Pride and Prejudice and Other Flavors by Sonali Dev is one of my absolute favorites. It’s gender bent, and takes place in California, with a snooty second generation Indian neurosurgeon and a mixed race working class chef. It is full of heart, with plenty of swoon, complex social commentary, and mouthwatering food.

Unmarriageable by Soniah Kamal takes the story to modern day Pakistan, with some fourth wall breaking moments as Alys, our main character, teaches her students about Jane Austen while living out her most famous story. 

Ayesha at Last by Uzma Jalaluddin also features Muslim protagonists, this time in North America, and with our Darcy character, Khalid, being a deeply religious person who is wonderful, kind, and thoughtful under his bristly awkward shell. 

A Higher Education by Rosalie Stanton has our protagonists as mid-twenties college freshman, and is maybe my favorite retelling, in part because it’s incredibly sexy and so emotionally captivating. It has been read fewer than 500 times on Goodreads, and I don’t understand it at all, it’s so GOOD.

Finally, we have Written in the Stars by Alexandria Bellefleur, a sapphic retelling, with fake dating and classic P&P opposites attract energy, set in Seattle. This one, like Pride and Prejudice and Other Flavors, has follow up books in the series, and checking back in with our babies is always a treat. 

And I can’t talk about Pride and Prejudice without taking about The Lizzie Bennet Diaries, even though it’s a YouTube show instead of a book. It’s an absolute delight, I’ve watched it through twice now, and I am always trying to get other people to jump on the bandwagon.

What I love the most, is how universal the story is. It works across time, with every race, culture, religion, and life circumstance. The whole ensemble is relatable, you have absolutely met a Mr. Collins, and it was just as irksome for you as Lizzie. You know mothers who are so desperate to provide for their children that they lose sight of why they are doing what they do. All cultures devalue women, and women in every culture find a way to push back, and gain what agency they can. Sibiling relationships are complicated, and sometimes you do the wrong thing and someone gets hurt. 

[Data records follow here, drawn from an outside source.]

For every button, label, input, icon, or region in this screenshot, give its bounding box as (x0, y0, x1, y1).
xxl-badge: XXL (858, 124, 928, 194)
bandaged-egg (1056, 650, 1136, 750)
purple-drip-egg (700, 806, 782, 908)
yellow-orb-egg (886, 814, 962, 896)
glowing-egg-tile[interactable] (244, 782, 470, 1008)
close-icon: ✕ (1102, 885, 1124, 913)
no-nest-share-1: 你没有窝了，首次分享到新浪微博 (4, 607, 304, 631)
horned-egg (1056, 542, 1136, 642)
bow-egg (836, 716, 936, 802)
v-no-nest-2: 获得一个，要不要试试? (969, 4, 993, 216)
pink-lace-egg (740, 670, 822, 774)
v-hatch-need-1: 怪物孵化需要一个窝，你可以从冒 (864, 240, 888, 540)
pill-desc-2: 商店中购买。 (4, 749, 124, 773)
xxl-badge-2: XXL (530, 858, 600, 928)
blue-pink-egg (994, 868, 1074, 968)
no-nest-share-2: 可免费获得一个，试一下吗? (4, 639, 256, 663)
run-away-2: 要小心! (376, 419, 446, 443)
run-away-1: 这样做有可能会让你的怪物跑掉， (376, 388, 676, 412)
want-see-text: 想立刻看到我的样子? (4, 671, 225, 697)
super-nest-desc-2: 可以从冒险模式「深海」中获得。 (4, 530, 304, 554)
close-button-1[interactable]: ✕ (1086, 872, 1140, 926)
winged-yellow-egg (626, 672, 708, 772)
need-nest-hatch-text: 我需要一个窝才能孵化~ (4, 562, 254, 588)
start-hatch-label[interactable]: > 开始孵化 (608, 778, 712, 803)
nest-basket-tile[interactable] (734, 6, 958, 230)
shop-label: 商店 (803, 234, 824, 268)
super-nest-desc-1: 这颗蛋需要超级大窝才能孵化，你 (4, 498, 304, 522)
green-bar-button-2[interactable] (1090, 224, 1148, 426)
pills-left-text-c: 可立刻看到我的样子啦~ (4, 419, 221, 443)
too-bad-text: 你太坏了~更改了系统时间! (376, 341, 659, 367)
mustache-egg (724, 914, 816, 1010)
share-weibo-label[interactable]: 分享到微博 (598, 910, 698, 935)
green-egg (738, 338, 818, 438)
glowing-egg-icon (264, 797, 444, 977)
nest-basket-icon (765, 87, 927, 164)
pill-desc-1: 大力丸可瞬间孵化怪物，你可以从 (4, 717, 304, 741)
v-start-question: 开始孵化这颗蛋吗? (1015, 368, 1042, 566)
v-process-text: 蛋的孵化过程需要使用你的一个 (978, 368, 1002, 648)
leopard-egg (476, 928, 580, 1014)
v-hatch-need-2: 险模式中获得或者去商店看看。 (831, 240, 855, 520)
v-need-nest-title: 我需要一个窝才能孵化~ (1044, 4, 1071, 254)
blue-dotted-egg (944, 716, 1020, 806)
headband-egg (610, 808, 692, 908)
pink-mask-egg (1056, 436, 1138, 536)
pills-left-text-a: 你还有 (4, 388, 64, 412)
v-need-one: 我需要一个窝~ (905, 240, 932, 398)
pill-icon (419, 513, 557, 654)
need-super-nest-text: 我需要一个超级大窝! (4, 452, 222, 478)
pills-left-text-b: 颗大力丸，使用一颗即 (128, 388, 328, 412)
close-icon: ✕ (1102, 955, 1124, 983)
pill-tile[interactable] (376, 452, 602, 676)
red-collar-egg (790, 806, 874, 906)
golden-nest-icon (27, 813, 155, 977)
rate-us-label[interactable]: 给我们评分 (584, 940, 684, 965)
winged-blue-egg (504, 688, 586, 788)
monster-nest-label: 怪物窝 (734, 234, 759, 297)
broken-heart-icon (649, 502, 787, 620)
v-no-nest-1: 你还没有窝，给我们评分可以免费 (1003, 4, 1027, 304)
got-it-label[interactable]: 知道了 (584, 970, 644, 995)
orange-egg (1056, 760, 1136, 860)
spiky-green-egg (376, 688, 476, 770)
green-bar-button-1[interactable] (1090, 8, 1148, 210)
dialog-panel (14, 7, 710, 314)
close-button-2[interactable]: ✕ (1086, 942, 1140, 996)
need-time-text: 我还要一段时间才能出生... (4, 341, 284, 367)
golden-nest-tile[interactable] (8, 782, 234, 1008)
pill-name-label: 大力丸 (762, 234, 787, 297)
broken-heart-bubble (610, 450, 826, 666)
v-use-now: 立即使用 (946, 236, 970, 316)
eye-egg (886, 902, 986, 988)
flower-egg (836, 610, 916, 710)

There is something for everyone in this story, and watching new authors riff off the classic story, teasing out the similarities and differences from the original story, brings me an unreasonable amount of delight. It’s a distillation of what I love about romance in general. We all know how it ends, we know it’s coming, but seeing the unique twists and turns on the way, how authors put their stamp on it, and let their versions of Lizzie and Darcy breathe, absolutely mesmerize me. All I want for Christmas is another Pride and Prejudice retelling!